Personal information
- Full name: Lewis McComb Pitchford
- Born: 11 June 1903 Mornington, Victoria
- Died: 25 July 1969 (aged 66) Hobart, Tasmania
- Original teams: St Patrick's FC, Albury. O&MFL
- Height: 188 cm (6 ft 2 in)
- Weight: 79 kg (174 lb)
- Position: Ruck / Forward

Playing career^{1}
- Years: Club / Games (Goals)
- 1927–30: North Melbourne / 51 (15)
- ^{1} Playing statistics correct to the end of 1930.

= Max Pitchford =

Australian rules footballer, born 1903

Lewis McComb Pitchford (11 June 1903 – 25 July 1969) was an Australian rules footballer who played with North Melbourne in the Victorian Football League (VFL).

==Football==
Originally playing with Mornington, Pitchford trialled with Fitzroy in 1923 before playing with St Patricks in Albury in 1926.

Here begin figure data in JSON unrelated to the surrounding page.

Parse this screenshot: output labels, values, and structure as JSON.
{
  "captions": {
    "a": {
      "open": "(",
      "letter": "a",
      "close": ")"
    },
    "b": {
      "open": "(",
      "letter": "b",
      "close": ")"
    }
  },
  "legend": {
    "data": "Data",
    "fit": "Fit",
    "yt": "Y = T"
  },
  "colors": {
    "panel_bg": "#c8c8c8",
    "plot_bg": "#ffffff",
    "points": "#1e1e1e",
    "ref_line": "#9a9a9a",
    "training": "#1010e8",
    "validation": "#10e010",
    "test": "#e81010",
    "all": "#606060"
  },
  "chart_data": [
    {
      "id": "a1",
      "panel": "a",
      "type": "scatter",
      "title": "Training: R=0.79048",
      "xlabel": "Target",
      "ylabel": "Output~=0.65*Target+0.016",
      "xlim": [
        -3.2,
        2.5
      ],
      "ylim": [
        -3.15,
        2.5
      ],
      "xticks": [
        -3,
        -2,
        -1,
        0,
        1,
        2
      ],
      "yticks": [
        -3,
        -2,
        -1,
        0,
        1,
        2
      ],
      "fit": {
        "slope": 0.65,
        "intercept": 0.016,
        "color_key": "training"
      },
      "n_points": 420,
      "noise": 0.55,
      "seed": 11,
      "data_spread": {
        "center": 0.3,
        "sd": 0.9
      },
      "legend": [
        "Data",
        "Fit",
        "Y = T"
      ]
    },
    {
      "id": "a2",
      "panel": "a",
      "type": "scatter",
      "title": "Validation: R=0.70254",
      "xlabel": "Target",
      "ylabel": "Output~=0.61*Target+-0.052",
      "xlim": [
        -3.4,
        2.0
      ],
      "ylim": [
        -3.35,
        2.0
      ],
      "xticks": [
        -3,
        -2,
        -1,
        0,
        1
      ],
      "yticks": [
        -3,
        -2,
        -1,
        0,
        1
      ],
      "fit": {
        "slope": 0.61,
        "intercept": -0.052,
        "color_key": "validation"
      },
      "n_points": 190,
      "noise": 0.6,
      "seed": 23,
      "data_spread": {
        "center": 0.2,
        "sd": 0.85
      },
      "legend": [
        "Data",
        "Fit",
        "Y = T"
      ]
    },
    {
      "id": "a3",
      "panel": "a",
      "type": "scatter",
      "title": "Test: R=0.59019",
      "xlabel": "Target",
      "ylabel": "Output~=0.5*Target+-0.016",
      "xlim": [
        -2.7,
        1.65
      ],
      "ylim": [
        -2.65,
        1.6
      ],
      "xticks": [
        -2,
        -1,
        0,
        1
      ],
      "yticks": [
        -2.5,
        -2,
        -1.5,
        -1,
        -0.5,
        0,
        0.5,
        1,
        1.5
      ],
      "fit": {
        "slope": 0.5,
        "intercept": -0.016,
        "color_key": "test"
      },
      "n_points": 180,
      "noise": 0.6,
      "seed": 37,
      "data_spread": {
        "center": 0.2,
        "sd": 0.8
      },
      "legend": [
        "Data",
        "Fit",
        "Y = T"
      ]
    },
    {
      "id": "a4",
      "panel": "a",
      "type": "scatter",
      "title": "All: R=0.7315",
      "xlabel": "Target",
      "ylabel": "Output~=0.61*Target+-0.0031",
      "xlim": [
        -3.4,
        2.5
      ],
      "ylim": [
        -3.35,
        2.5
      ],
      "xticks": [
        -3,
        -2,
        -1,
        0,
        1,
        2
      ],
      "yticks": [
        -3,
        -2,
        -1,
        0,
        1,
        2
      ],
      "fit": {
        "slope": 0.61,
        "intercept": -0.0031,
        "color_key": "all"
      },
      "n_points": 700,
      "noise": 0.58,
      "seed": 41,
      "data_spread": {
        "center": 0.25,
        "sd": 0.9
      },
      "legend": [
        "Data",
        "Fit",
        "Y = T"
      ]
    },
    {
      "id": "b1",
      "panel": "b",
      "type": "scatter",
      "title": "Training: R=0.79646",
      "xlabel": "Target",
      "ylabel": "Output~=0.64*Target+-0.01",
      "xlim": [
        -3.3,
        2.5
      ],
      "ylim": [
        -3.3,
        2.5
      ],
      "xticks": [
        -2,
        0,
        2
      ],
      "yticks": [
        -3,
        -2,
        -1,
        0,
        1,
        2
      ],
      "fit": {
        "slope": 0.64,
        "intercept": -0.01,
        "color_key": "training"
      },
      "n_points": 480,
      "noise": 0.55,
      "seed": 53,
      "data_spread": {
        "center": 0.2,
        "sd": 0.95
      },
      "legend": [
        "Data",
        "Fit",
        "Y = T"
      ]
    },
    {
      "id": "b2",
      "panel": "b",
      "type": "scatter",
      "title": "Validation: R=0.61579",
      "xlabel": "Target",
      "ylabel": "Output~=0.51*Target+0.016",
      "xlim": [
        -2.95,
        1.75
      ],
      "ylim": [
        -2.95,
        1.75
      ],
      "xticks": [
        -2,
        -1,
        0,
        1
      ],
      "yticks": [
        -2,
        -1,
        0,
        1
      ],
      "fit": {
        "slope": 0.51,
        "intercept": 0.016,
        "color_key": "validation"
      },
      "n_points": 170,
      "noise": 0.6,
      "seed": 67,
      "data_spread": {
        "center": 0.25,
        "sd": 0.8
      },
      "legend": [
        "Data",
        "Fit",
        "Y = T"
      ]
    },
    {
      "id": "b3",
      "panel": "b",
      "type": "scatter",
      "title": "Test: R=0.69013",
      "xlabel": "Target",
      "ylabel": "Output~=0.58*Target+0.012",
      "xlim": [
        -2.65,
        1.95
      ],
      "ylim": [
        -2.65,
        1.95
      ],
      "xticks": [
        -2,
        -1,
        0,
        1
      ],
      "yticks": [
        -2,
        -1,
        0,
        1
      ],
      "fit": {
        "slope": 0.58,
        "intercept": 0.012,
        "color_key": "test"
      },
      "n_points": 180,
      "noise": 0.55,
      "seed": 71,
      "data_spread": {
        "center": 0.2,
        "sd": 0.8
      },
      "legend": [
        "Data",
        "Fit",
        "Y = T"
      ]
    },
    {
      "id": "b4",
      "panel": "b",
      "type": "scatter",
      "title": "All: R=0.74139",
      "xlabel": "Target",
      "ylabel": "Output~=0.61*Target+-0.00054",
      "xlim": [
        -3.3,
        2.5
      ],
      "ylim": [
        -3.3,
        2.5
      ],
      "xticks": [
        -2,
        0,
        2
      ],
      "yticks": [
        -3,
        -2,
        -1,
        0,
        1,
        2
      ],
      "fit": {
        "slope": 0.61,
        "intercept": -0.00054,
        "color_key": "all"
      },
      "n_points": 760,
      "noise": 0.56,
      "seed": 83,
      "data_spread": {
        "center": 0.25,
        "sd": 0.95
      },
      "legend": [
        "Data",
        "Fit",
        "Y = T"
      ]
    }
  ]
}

Pitchford moved to North Melbourne in 1927 and played 51 games over the next four seasons for the club.

In 1931 he was appointed as captain-coach of Ballarat Imperials Football Club.

==War service==
Pitchford later served in the Australian Army during World War II.

==Death==
Pitchford died in Hobart on 25 July 1969 and is buried at Cornelian Bay Cemetery.